Дубравин, который был уже возле выхода, вдруг резко остановился, обернулся к Ольховской и взволнованно спросил:
– А как это случилось?
– Я приехала из театра где-то около одиннадцати вечера. И застала бабушку в слезах: Джим был уже на последнем издыхании. Утром они, как обычно, гуляли – я еще спала. Бабушка говорила, что на прогулке Джим был скучен, поскуливал, дрожал, как в лихорадке. Она подумала, что Джим просто замерз: шел сырой снег, дул ветер. Потому они возвратились быстро. Бабушка накормила его теплой болтушкой с мясом, и Джим повеселел. А вечером…
– Ветеринара вызывали?
– Когда я приехала домой, уже было поздно – Джим скончался у меня на руках. А бабушка от растерянности не сообразила, пыталась лечить его домашними средствами. Да ветеринар и не успел бы приехать: все случилось в течение часа. По всем признакам Джим отравился. Но чем? И когда?
– Может, на прогулке?
– Что вы… Я его приучила ничего не брать из чужих рук и не подбирать объедки на улице.
– И он держался? Все-таки животное…
– Я несколько раз проверяла. Отказывался от самых аппетитных кусков, которые по моей просьбе разбрасывали на пути знакомые.
– Значит, на улице отравиться не мог… Странно… – пробормотал себе под нос Дубравин.
– Что вы сказали?
– Я? Да нет, это… До свидания, Ариадна Эрнестовна!

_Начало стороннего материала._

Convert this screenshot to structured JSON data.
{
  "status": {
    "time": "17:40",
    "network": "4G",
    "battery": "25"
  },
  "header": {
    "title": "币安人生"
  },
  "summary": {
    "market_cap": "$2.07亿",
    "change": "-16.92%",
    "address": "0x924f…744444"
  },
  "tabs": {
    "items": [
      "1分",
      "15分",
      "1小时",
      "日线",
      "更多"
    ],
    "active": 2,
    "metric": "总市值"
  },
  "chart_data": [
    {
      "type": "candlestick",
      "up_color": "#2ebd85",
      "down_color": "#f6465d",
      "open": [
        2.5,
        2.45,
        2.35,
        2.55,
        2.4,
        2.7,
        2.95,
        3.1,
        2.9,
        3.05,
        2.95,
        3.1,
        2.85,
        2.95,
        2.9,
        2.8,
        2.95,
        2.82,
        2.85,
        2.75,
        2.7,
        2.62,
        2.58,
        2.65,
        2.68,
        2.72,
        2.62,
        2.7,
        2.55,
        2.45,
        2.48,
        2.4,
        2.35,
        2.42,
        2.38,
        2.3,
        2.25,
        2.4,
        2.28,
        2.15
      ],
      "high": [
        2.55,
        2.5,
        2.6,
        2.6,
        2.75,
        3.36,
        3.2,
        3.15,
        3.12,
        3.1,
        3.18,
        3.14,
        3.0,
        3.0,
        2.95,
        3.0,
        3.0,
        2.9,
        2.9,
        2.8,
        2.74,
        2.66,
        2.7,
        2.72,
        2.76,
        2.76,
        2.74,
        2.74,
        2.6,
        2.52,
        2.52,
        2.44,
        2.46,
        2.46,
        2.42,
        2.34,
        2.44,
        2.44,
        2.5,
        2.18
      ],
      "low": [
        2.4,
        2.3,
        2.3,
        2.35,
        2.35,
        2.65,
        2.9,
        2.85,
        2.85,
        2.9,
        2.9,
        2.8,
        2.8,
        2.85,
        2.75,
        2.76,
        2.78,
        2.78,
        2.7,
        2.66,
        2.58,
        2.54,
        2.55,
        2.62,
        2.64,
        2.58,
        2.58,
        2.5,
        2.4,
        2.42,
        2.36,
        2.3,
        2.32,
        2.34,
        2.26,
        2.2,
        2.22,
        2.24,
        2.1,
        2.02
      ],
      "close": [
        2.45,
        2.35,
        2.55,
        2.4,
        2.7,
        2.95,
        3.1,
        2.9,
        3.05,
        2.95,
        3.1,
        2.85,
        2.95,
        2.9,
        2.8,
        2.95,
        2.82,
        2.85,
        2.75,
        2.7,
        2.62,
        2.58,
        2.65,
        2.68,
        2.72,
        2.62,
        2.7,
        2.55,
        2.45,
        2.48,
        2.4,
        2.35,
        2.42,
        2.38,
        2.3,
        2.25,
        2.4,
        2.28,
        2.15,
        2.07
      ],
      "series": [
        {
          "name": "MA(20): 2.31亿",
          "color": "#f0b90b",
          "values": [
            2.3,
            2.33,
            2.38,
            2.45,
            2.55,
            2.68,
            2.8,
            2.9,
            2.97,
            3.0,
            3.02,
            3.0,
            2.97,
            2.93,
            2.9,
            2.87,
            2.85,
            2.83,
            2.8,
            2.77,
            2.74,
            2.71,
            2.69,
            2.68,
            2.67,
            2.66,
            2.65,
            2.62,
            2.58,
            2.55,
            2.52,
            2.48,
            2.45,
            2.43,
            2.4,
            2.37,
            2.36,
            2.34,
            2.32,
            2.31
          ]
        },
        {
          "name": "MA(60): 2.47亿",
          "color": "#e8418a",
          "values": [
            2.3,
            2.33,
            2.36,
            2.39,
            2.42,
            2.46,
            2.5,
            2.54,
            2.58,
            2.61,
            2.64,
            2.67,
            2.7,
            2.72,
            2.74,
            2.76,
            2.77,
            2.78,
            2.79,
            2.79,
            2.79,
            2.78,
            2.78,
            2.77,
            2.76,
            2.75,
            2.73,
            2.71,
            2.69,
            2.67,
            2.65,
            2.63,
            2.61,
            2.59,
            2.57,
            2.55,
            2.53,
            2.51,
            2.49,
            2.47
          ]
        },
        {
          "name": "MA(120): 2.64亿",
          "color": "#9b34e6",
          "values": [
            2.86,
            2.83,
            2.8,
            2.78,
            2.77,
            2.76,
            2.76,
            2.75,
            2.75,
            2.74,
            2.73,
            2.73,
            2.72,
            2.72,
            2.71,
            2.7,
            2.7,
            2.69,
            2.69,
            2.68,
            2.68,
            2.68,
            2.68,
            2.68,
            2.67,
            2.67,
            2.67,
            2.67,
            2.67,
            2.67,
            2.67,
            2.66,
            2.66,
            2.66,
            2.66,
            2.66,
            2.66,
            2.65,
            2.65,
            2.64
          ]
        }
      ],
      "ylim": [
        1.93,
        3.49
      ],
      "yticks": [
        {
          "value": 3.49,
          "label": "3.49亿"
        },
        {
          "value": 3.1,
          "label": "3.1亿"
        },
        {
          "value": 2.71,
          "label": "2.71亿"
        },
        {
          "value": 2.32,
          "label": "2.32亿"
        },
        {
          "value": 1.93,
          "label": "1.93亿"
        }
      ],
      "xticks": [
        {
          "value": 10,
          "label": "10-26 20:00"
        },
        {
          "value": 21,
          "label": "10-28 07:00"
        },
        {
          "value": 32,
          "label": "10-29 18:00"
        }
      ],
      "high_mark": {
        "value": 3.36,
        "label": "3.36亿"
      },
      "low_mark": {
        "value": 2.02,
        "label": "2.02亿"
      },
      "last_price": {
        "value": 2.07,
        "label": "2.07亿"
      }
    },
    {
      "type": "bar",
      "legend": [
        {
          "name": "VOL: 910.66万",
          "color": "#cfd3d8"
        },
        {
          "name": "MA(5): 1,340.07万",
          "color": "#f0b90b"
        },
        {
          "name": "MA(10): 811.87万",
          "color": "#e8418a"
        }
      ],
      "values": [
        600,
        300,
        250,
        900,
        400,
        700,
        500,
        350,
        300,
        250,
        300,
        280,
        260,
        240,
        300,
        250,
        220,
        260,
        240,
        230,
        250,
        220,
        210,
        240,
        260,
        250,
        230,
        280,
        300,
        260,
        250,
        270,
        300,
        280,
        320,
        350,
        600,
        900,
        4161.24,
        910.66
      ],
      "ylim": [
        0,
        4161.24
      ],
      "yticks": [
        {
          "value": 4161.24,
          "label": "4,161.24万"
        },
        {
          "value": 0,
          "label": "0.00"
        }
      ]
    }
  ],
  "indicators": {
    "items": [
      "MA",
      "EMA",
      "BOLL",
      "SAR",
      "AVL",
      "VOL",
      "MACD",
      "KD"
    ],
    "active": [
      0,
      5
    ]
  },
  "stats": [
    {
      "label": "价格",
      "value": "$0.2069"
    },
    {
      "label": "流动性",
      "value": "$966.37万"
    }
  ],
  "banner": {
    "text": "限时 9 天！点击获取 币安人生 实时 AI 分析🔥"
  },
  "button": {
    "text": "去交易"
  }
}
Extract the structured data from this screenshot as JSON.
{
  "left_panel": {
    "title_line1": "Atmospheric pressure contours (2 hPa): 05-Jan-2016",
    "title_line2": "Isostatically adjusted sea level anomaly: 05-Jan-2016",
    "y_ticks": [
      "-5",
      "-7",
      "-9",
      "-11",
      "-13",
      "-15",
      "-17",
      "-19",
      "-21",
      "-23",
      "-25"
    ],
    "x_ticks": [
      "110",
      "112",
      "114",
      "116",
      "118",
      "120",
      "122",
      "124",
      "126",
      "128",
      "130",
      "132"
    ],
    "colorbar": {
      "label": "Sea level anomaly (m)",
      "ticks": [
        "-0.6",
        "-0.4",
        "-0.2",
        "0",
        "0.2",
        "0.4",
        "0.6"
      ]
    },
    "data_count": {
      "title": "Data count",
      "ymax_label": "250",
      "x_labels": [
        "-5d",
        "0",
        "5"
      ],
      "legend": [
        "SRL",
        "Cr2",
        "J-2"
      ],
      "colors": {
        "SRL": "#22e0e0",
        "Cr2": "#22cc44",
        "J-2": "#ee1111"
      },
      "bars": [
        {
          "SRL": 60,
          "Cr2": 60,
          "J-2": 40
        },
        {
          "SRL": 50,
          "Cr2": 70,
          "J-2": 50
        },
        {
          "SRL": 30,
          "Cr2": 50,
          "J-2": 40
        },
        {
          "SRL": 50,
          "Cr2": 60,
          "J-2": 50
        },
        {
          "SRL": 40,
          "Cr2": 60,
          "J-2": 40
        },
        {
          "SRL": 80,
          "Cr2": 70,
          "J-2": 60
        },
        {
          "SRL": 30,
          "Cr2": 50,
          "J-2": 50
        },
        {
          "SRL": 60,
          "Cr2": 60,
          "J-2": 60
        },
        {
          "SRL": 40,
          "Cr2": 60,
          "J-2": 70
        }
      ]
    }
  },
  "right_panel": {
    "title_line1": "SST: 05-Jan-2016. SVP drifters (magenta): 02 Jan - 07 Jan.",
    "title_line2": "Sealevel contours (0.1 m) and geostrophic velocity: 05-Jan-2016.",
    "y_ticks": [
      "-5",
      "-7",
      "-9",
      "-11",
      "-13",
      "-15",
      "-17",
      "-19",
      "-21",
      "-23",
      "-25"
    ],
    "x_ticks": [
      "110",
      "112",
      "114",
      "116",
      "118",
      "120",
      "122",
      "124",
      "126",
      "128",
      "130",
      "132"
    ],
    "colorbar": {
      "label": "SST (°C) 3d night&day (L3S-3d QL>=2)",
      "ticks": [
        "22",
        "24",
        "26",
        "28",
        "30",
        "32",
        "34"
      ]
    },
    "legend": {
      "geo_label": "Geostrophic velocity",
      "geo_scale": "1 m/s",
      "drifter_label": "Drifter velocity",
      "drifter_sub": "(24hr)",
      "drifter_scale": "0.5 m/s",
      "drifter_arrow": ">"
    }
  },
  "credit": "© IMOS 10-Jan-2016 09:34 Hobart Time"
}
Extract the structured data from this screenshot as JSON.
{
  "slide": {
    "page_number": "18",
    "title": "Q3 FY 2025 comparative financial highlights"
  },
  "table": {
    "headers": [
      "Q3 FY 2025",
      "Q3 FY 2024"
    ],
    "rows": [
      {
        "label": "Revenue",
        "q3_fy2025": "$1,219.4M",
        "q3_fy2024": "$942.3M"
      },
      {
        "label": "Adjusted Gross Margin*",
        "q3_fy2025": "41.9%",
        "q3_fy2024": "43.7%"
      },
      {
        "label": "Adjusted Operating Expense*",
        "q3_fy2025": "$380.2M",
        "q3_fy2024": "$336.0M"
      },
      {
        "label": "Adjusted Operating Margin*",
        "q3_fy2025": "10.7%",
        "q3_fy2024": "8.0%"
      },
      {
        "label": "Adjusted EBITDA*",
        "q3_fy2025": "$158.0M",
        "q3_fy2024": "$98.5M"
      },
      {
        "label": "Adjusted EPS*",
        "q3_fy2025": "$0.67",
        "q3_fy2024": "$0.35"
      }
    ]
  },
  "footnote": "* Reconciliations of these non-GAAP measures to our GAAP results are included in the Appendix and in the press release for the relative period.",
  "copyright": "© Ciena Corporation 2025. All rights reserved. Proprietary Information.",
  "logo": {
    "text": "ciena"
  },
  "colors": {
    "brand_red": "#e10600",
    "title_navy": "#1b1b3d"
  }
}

К Модесту Савватиевичу майор приехал вечером. Он хотел узнать, где находился Крутских, когда у Ольховской были похищены драгоценности.
Нельзя сказать, что посещение и расспросы Дубравина понравились старому ювелиру.
Но он не обиделся. По крайней мере, сделал вид, что полностью согласен с майором в необходимости подобных справок для следствия, и что это вовсе не бросает тень на его доброе имя.
Выглядел Модест Савватиевич неважно; как он объяснил, немного приболел. Держался старый ювелир как-то сковано, разговаривал нехотя, что при его бойком жизнерадостном нраве было весьма странным.
Крутских заверил майора, что в тот вечер он, как обычно, был дома и разыгрывал шахматные этюды. И, как всегда, допоздна.
Однако подтвердить его заверения было некому.
Порасспросив соседей Модеста Савватиевича, майор узнал, что тогда старый ювелир во второй половине дня, когда начало темнеть, куда-то уходил из дому. А вот когда он возвратился, никто не видел.
Мало того, соседи обратили внимание, что в квартире Крутских с вечера горел только торшер.
Это было для них необычным, так как Модест Савватиевич любил много света, и едва начинало темнеть, включал большую хрустальную люстру в гостиной на полную мощность.
“Совпадение? Трудно сказать… Можно ли верить соседям? И если можно, то в какой мере? – размышлял Дубравин по дороге домой. – А сам Крутских? Почему он утверждает, что в тот день не выходил из дому? Забыл? Вряд ли. У дедка, несмотря на весьма преклонный возраст, голова ясная. А ведь кража случилась недавно. и давно. Для кого как. Для меня тот вечер – дата памятная. После заявления Ольховской. А для Модеста Савватиевича – если, конечно, он не темнит – обычный день. Многие забывают, что делали вчера, позавчера. А тут – почти две недели. Дни бегут… Соседи… В их ответах чересчур много “кажется”, “как будто”… За точность никто поручить не мог. Поди разберись… И все-таки, Модест Савватиевич, если судить строго по канонам криминалистики, ваше алиби, мягко говоря, вызывает некоторые сомнения…”.
Отступление 2. «КОРОЛЬ» ОДЕССКИХ ЮВЕЛИРОВ
Ювелир Содомский был невысок ростом, тщедушен телом, но упрямства и силы воли ему было не занимать.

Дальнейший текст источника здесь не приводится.